A superb and very rare Louis XVI gilt bronze and jasper astronomical lyre clock of eight day duration attributed to Jean-Louis Bouchet and most probably retailed by Martinet à Paris, the main dial with cut out centre to reveal the skeletonised movement, with outer white enamel ring showing the names of the months and signs of the zodiac and inner Arabic and Roman numerals for the minutes and hours, with three winding squares: one at four o'clock for the going, one at eight o'clock for the striking and the third at ten o'clock for the lunar and calendar regulation, with a fine pair of pierced gilt brass hands for the hours and minutes and a blued steel pointer for the calendar indications. With four subsidiary dials above the main dial: at top for advance and retard, at centre to indicate the days of the month, to the lower left for the four seasons of the year and lower right for the days of the week, the subsidiary dials surmounted by a beautiful blue enamelled moon phase dial numbered 1-29 ½ for the lunar indications.
The twin barrelled movement for the eight day going, with silk thread suspension, verge escapement and outside count wheel for the strike, with calendar mechanism powered by the striking power. The superb case surmounted by a large gilt bronze Medusa mask within a sunburst with a pair of rosettes below and either side of the painted moon phase dial, the gilt bronze lyre-shaped body with acanthus band on an elliptical jasper pedestal with rope bands and wreaths hung from rings on a black marble base with broad anthemion band
Paris, date circa 1785
Height 64 cm, width of base 20 cm, depth of base 12 cm.
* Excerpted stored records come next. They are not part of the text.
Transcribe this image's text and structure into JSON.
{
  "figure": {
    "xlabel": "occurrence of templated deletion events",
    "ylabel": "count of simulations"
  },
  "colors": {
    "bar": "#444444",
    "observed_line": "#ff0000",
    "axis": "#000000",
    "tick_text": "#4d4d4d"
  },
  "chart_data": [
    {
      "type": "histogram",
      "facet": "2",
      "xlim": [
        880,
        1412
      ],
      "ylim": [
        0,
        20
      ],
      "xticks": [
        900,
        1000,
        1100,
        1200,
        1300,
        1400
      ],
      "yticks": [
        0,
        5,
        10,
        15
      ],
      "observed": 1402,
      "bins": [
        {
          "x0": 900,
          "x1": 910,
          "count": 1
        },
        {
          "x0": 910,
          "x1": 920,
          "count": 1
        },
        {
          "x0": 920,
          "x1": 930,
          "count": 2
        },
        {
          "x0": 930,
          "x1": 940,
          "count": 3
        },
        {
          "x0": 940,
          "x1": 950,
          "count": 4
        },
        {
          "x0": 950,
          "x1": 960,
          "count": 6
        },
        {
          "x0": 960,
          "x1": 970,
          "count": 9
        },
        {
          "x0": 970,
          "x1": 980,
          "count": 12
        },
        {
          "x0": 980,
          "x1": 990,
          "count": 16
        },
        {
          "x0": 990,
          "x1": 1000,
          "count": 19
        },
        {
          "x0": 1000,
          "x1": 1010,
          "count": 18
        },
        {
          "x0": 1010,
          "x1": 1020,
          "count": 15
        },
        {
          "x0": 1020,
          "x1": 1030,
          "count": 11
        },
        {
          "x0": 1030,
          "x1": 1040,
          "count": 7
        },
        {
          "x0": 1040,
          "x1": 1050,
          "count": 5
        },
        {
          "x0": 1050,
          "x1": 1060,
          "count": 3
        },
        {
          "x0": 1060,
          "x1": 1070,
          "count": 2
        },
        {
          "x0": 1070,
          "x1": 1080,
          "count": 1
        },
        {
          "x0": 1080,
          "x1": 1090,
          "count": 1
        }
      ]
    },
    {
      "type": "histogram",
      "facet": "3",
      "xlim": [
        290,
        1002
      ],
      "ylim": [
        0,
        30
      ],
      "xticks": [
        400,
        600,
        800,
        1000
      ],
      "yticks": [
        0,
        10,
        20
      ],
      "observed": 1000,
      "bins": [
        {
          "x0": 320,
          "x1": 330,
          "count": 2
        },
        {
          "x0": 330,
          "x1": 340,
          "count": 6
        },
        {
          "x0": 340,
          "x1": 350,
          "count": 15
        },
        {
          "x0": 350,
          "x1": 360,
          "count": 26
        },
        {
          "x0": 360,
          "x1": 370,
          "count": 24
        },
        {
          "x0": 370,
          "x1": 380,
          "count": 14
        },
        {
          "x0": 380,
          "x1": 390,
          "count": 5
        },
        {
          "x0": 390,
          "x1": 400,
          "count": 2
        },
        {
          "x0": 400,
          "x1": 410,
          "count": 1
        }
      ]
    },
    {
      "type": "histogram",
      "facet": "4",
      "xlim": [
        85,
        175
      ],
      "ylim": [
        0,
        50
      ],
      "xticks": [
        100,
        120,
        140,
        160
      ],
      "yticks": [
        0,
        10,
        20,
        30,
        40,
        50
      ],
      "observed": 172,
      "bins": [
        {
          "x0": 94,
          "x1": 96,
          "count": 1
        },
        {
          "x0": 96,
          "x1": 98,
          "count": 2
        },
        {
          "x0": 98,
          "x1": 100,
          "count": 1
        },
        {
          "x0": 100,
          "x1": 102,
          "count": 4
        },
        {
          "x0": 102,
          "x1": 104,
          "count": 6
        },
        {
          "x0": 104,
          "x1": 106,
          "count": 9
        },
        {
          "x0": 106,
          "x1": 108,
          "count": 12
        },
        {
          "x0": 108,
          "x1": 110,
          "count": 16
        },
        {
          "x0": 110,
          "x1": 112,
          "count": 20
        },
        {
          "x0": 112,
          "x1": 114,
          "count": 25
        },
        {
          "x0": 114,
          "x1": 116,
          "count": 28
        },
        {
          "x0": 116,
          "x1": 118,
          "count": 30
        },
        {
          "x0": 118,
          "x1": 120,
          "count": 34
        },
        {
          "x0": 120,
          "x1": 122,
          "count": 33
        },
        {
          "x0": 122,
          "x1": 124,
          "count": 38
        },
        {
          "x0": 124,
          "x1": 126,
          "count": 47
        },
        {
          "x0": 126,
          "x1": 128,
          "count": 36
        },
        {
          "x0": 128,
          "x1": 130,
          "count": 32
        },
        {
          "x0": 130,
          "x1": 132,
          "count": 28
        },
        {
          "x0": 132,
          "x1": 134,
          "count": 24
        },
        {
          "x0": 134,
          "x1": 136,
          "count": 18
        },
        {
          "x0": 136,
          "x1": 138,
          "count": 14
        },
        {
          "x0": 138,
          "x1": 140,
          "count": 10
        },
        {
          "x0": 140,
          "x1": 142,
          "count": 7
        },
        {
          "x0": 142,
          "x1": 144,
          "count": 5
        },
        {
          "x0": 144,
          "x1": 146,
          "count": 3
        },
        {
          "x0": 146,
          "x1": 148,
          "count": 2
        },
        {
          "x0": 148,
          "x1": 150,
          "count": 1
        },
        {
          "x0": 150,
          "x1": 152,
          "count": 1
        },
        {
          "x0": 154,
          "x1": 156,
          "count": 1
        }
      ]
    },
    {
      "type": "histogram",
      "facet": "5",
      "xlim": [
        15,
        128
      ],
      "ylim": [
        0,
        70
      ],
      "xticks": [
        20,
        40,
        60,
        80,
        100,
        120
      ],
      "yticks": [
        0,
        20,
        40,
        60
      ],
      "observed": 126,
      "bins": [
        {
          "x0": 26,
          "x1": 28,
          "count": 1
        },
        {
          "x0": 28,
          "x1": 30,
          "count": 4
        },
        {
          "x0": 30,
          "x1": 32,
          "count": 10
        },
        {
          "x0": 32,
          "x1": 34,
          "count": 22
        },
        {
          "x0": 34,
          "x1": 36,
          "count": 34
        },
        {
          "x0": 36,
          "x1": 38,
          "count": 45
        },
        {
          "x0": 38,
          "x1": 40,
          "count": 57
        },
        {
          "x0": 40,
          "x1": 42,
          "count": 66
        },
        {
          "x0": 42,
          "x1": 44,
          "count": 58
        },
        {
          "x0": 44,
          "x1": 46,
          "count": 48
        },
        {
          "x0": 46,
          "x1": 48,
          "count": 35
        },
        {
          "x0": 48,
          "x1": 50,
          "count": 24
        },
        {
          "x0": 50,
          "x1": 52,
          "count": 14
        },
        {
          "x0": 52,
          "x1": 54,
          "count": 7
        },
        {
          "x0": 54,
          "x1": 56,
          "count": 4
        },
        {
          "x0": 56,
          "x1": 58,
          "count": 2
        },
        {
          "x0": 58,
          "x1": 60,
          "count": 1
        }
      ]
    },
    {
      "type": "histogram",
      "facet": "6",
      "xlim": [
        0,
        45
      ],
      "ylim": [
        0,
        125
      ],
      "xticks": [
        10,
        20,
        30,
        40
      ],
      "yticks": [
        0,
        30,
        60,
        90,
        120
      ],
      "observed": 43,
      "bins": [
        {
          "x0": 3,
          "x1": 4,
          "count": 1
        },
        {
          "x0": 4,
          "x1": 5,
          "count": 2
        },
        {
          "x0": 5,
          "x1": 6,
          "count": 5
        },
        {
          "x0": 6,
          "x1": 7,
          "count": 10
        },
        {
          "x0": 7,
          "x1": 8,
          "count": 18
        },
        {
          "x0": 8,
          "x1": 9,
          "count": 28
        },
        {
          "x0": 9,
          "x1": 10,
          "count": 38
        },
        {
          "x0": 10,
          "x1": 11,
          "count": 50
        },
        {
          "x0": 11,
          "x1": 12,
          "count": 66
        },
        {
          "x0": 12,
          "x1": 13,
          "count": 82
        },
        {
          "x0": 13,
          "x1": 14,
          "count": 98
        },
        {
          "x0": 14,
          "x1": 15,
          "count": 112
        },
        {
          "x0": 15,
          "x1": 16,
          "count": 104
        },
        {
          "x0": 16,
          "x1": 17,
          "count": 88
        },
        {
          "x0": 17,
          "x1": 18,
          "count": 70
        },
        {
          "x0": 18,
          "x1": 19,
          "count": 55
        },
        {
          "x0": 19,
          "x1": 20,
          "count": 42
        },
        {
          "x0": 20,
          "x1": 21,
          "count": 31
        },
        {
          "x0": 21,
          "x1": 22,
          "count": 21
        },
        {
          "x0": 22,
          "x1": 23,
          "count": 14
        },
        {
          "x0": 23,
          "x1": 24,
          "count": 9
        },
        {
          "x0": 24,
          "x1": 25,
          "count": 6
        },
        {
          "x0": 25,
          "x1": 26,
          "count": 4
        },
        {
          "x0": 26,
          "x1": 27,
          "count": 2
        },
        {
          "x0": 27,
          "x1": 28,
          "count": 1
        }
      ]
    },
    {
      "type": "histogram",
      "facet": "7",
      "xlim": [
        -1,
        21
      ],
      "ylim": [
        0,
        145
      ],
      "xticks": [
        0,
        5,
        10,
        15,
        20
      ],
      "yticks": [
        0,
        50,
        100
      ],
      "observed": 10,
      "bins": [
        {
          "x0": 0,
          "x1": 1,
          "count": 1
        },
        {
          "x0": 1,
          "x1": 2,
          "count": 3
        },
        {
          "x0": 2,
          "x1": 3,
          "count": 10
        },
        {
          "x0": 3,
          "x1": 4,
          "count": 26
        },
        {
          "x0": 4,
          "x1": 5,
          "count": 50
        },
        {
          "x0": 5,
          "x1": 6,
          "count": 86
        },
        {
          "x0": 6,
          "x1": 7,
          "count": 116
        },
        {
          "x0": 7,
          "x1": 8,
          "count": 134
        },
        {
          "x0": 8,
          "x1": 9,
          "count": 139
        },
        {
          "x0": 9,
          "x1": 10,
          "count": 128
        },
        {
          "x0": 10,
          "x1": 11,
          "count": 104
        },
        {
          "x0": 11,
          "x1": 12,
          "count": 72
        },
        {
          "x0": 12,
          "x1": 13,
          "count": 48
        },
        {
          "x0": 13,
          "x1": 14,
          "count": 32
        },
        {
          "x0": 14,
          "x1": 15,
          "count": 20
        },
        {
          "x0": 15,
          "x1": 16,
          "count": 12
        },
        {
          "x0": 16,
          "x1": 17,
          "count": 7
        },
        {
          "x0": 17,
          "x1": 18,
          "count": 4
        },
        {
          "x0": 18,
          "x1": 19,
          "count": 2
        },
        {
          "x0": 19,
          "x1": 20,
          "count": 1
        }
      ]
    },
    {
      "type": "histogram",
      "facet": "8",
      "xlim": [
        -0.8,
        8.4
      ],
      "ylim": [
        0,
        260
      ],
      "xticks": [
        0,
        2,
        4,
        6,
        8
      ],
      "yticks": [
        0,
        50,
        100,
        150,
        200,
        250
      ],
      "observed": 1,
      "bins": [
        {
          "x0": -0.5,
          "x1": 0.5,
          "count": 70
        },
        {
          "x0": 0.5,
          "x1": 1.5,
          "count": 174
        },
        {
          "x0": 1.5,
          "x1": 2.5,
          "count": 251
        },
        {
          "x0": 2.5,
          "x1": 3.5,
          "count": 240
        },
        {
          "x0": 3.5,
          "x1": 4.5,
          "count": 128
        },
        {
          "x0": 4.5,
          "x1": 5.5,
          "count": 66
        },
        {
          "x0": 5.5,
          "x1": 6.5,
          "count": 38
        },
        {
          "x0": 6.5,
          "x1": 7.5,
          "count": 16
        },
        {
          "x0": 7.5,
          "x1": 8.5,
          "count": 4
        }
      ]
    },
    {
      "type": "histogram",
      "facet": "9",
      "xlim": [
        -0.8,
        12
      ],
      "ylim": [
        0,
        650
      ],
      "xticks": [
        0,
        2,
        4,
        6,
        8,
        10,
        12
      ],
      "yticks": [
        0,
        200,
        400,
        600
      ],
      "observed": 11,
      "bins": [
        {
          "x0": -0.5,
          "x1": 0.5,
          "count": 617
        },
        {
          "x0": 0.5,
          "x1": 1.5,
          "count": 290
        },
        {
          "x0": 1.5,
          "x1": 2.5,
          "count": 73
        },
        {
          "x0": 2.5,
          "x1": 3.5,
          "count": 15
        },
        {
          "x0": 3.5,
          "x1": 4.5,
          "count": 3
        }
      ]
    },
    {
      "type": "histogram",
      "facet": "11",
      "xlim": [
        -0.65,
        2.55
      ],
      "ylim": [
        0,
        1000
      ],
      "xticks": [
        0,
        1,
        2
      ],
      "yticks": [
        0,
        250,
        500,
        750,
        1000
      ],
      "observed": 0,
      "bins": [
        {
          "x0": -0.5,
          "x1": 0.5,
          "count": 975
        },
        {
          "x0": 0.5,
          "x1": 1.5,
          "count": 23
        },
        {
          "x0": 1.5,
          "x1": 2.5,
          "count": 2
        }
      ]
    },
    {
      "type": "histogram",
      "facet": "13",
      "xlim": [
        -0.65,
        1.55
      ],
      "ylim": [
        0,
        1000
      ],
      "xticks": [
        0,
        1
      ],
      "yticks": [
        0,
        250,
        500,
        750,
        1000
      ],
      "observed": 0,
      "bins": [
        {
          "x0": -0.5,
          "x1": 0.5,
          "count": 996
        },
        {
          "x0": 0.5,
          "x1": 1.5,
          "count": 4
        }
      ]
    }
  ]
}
Although there are no apparent signatures on the dial or movement, the intricate complex movement compares closely with other mechanisms made by Jean-Louis Bouchet (1737-92) as well as those retailed by the mercier-horloger Martinet. Bouchet, who was received as a maître-horloger in 1762, was appointed Horloger du Roi by virtue of supplying the Garde-Meuble. He was an extremely talented maker and one of the first French makers of skeleton clocks. Bouchet supplied a number of complex pieces to Louis XV including one with astronomical indications, described as a "clock composed of different round movements in a crystal case, so that the different springs can be seen". He delivered it to King Louis XV in 1776 for Château de Bellevue, where he was placed in responsibility of maintaining all the clocks in the King's château. In 1768 he supplied miniaturized movements with astronomical indications for an ivory clock, turned by M. de Fontanieu for the King. He is also known to have made another clock with six dials and three turning circles, 1779-81.
Bouchet also created classical pieces of which four were supplied to the Garde-Meuble. He used cases by the finest makers such as Philippe Caffieri, the Osmonds, Balthazar Lieutaud, J-N. Clavelle and Jean Hauré; in addition his dial were supplied by Joseph Coteau and Edme-Portail Barbichon and his springs by Trabant. Other works by Bouchet can be admired at the Hermitage Museum, Saint Petersburg and the Archives Nationales, Paris.
The present clock is presumed to have been retailed by the Parisian mercier-horloger Hubert Martinet, since it compares closely with a multi-dialed clock surmounted by a moon phase made for the export market bearing the name Martinet London, illustrated in the Richard Redding catalogue, 1991/1992, p. 56. The mercier-horloger, who by virtue of his title only retailed clocks and thus differed from the mercier-marchand, who dealt in a variety of works of art.